Offshore
US Hedge Fund Reportedly Threatens Lawsuit Against Panama's Mossack Fonseca
A US hedge fund has created another twist in the saga of the so-called "Panama Papers".
The law firm at the centre of the Panama Papers saga reportedly
faces a lawsuit from a US hedge fund that successfully sued
Argentina.
Paul Singer's Elliott Management Corp has accused Mossack Fonseca of
helping Argentine clients hide money as Elliott was pursuing the
Argentine government to pay off defaulted bonds. The lawsuit
filed in a Nevada court in late May and obtained by AFP, the
newswire, focuses on Mossack Fonseca's business of setting up
anonymously-owned companies and trusts for clients often seeking
to hide funds offshore from tax and legal officials, the report
by AFP said.
The lawsuit says that while it was pursuing its claims against
Argentina, in 2014 Elliott's unit NML Capital sought help in
identifying and tracing assets linked to some shell companies
registered in Nevada. But it said that Mossack Fonseca, though
having evident close links to "MF Nevada" - a corporate services
provider linked to those shell companies - insisted in the court
that the two only had very limited ties. For that reason, Mossack
Fonseca insisted it could not provide the data the NML
wanted.
A report in May, also by AFP, stated that Mossack Fonseca is
suing a journalists’ group for leaking data it says is false. The
law firm is filing suit against the International Consortium of
Investigative Journalists. The ICIJ has put a searchable database
of more than 200,000 offshore companies onto its website. The
Washington DC-based organisation first revealed that it had
obtained the leaked, or stolen, data in April.

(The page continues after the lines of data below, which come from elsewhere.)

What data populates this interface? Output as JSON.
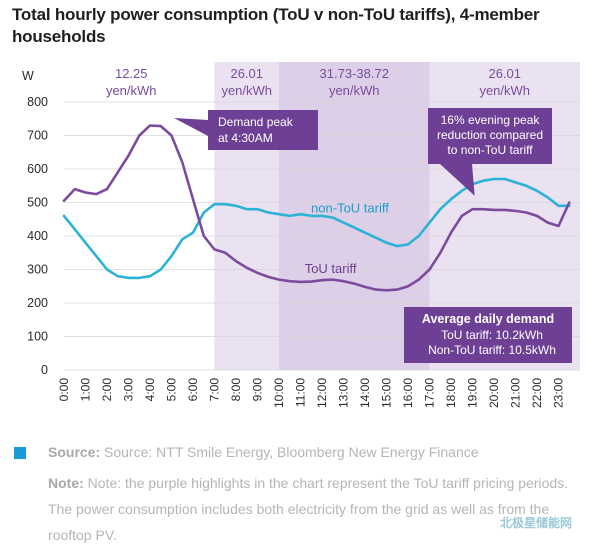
{
  "title": "Total hourly power consumption (ToU v non-ToU tariffs), 4-member households",
  "chart_data": {
    "type": "line",
    "title": "Total hourly power consumption (ToU v non-ToU tariffs), 4-member households",
    "ylabel": "W",
    "xlabel": "",
    "ylim": [
      0,
      800
    ],
    "yticks": [
      "0",
      "100",
      "200",
      "300",
      "400",
      "500",
      "600",
      "700",
      "800"
    ],
    "xlim": [
      0,
      24
    ],
    "categories": [
      "0:00",
      "1:00",
      "2:00",
      "3:00",
      "4:00",
      "5:00",
      "6:00",
      "7:00",
      "8:00",
      "9:00",
      "10:00",
      "11:00",
      "12:00",
      "13:00",
      "14:00",
      "15:00",
      "16:00",
      "17:00",
      "18:00",
      "19:00",
      "20:00",
      "21:00",
      "22:00",
      "23:00"
    ],
    "grid": true,
    "series": [
      {
        "name": "non-ToU tariff",
        "color": "#2bb3d6",
        "x": [
          0,
          0.5,
          1,
          1.5,
          2,
          2.5,
          3,
          3.5,
          4,
          4.5,
          5,
          5.5,
          6,
          6.5,
          7,
          7.5,
          8,
          8.5,
          9,
          9.5,
          10,
          10.5,
          11,
          11.5,
          12,
          12.5,
          13,
          13.5,
          14,
          14.5,
          15,
          15.5,
          16,
          16.5,
          17,
          17.5,
          18,
          18.5,
          19,
          19.5,
          20,
          20.5,
          21,
          21.5,
          22,
          22.5,
          23,
          23.5
        ],
        "values": [
          460,
          420,
          380,
          340,
          300,
          280,
          275,
          275,
          280,
          300,
          340,
          390,
          410,
          470,
          495,
          495,
          490,
          480,
          480,
          470,
          465,
          460,
          465,
          460,
          460,
          455,
          440,
          425,
          410,
          395,
          380,
          370,
          375,
          400,
          440,
          480,
          510,
          535,
          555,
          565,
          570,
          570,
          560,
          550,
          535,
          515,
          490,
          490
        ]
      },
      {
        "name": "ToU tariff",
        "color": "#7d4b9e",
        "x": [
          0,
          0.5,
          1,
          1.5,
          2,
          2.5,
          3,
          3.5,
          4,
          4.5,
          5,
          5.5,
          6,
          6.5,
          7,
          7.5,
          8,
          8.5,
          9,
          9.5,
          10,
          10.5,
          11,
          11.5,
          12,
          12.5,
          13,
          13.5,
          14,
          14.5,
          15,
          15.5,
          16,
          16.5,
          17,
          17.5,
          18,
          18.5,
          19,
          19.5,
          20,
          20.5,
          21,
          21.5,
          22,
          22.5,
          23,
          23.5
        ],
        "values": [
          505,
          540,
          530,
          525,
          540,
          590,
          640,
          700,
          730,
          728,
          700,
          620,
          510,
          400,
          360,
          350,
          325,
          305,
          290,
          278,
          270,
          265,
          263,
          264,
          268,
          270,
          265,
          258,
          248,
          240,
          238,
          240,
          250,
          270,
          300,
          350,
          410,
          460,
          480,
          480,
          478,
          478,
          475,
          470,
          460,
          440,
          430,
          500
        ]
      }
    ],
    "price_bands": [
      {
        "from": 0,
        "to": 7,
        "label": "12.25 yen/kWh",
        "shade": "#ffffff"
      },
      {
        "from": 7,
        "to": 10,
        "label": "26.01 yen/kWh",
        "shade": "#ebe2f1"
      },
      {
        "from": 10,
        "to": 17,
        "label": "31.73-38.72 yen/kWh",
        "shade": "#ddcfe8"
      },
      {
        "from": 17,
        "to": 24,
        "label": "26.01 yen/kWh",
        "shade": "#ebe2f1"
      }
    ],
    "annotations": [
      {
        "text": "Demand peak at 4:30AM"
      },
      {
        "text": "16% evening peak reduction compared to non-ToU tariff"
      }
    ],
    "legend_box": {
      "title": "Average daily demand",
      "lines": [
        "ToU tariff: 10.2kWh",
        "Non-ToU tariff: 10.5kWh"
      ]
    }
  },
  "source": {
    "label": "Source:",
    "text": " Source: NTT Smile Energy, Bloomberg New Energy Finance",
    "color": "#1a9bd7"
  },
  "note": {
    "label": "Note:",
    "text": " Note: the purple highlights in the chart represent the ToU tariff pricing periods. The power consumption includes both electricity from the grid as well as from the rooftop PV."
  },
  "watermark": "北极星储能网"
}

The Panama Papers saga has seen the downfall of Icelandic prime minister Sigmundur David Gunnlaugsson, and, ironically, a senior Chilean figure in the global watchdog on dirty money, Transparency International. The papers also purportedly show that Australian premier Malcolm Turnbull had a British Virgin Islands-based firm that was created by Mossack Fonseca. UK prime minister David Cameron’s late father also had an account at one stage that was based out of Panama. To see an article about some of the issues around confidentiality and privacy that are raised, click here.
The affair has reignited debate on the proper distinction that should be drawn between legitimate client privacy and secrecy, as well as the issue of whether beneficial owners of trusts and other structures should be publicly disclosed. The ICIJ’s database is drawn from the 11.5 million documents leaked from Mossack Fonseca.